The translations into non-European languages known to me are : Persian, Turkish, Urdu, Tamil (used by Moplas), Pashto (for Afghans) , Bengali, Malay, some of the languages of the Eastern Archipelago, and some of the African languages. I believe there is also a Chinese (dialectical translation.
The earliest Urdu translation was by Shah 'Abdul Qadir of Delhi (d 1826) He has already been mentioned among the indian Commentators. Since then numerous Urdu translations have followed, some of which have been left incomplete. Among the complete ones, much used at the present day, may be mentioned those of Shah Rafi'-ud-din of Delhi, Shah Ashraf 'Ali Thanawi and Maulvi Nazir Ahmad (d. 1912). Personally I prefer the last.

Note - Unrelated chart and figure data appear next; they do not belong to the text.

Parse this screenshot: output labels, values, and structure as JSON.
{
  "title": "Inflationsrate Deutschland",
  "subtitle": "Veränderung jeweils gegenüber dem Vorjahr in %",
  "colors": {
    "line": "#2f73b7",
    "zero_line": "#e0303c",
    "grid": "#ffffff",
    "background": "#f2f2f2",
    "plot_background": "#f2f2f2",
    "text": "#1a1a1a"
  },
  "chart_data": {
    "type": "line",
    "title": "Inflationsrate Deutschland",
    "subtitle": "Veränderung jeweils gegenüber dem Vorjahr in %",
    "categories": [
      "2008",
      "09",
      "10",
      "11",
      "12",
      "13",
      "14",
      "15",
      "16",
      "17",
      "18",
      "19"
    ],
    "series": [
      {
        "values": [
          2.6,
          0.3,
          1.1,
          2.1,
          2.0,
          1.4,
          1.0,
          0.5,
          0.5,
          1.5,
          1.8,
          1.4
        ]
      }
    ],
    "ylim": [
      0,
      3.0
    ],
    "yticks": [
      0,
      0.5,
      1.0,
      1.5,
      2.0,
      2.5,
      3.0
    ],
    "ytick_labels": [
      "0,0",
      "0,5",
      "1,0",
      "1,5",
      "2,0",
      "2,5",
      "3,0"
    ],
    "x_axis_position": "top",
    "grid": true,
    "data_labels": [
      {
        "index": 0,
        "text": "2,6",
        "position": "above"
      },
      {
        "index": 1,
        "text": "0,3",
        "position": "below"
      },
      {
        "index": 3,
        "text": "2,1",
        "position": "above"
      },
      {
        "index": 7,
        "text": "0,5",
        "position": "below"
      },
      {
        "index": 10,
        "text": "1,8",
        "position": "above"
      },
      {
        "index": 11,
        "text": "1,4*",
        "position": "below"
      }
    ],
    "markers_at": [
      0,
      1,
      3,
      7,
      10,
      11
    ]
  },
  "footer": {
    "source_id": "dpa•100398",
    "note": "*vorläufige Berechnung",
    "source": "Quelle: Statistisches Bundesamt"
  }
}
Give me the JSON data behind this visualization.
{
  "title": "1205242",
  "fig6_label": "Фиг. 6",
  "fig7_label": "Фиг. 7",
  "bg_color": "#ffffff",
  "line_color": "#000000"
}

The projected Urdu translation by Hakim
Ahmad Shuja' has not yet been published.
Before the development of the modern European vernaculars, the cultivated language of Europe was Latin. A Latin translation was made for the Monastery of Clugny about 1143 (in the sixth century of the Hijra') but not published till 1543. The place of publication was BasIe and the publisher Bibliander. This was translated into Italian, German, and Dutch. Schweigger's German translation was published at Nurenburg (Bavaria) in 1616. A French translation by Du Ryer was published at Paris in 1647, and a Russian one at St. Petersburg in 1776. Savary's French translation appeared in 1783, and Kasimirski's French translation (which has passed through several editions) first appeared in 1840, the French interest in islam having been stimulated by French conquests in Algeria and North Africa. The Germans have followed up Schweigger with Boysen's translation in 1773, WahI's in 1828, and Ullmann's (first edition in 1840). I believe the Ahmad-iya Association of Lahore have in hand a fresh translation into German and Dutch.
Meanwhile Maracci had produced in 1689 a Latin version of the Quran with the Arabic Text and quotations from various Arabic Commentaries, carefully selected and garbled, so as to give the worst possible impression of Islam to Europe. Maracci was a learned man, and there is no pretence about the object he had in view viz.. to discredit Islam by an elaborate show of quotations from Muslim authorities themselves. Maracci was himself a Confessor to Pope Innocent XI; his work is dedicated to the holy Roman Emperor Leopold I; and he introduces it by an introductory volume containing what he calls a Refutation of the Quran.
The first English translation by
Aros was but a translation of the first French translation of Du Ryer of 1647, and was
published a few years after Du Ryer's. George Sale's translation (l734) was based on
Maracci's Latin version, and even his notes and, his Preliminary Discorse are based mainly
on Maracci. Considering that Maracci's object was to discredit Islam in the eyes of
Europe, it is remarkable that Sale's translation should be looked upon as a standard
translation in the English speaking world, and should pass through edition after edition,
being even included in 'the series called the Chandos Classics and receiving the
benediction of Sir E. Denison Ross. The Rev. J M. Rodwell arranged the Surahs in a rough
chronological order. His translation was first published in 1861. Though he tries to
render the idiom fairly, his notes show the mind of a Christian clergyman, who was more
concerned to show up "the book than to appreciate or expound its beauties".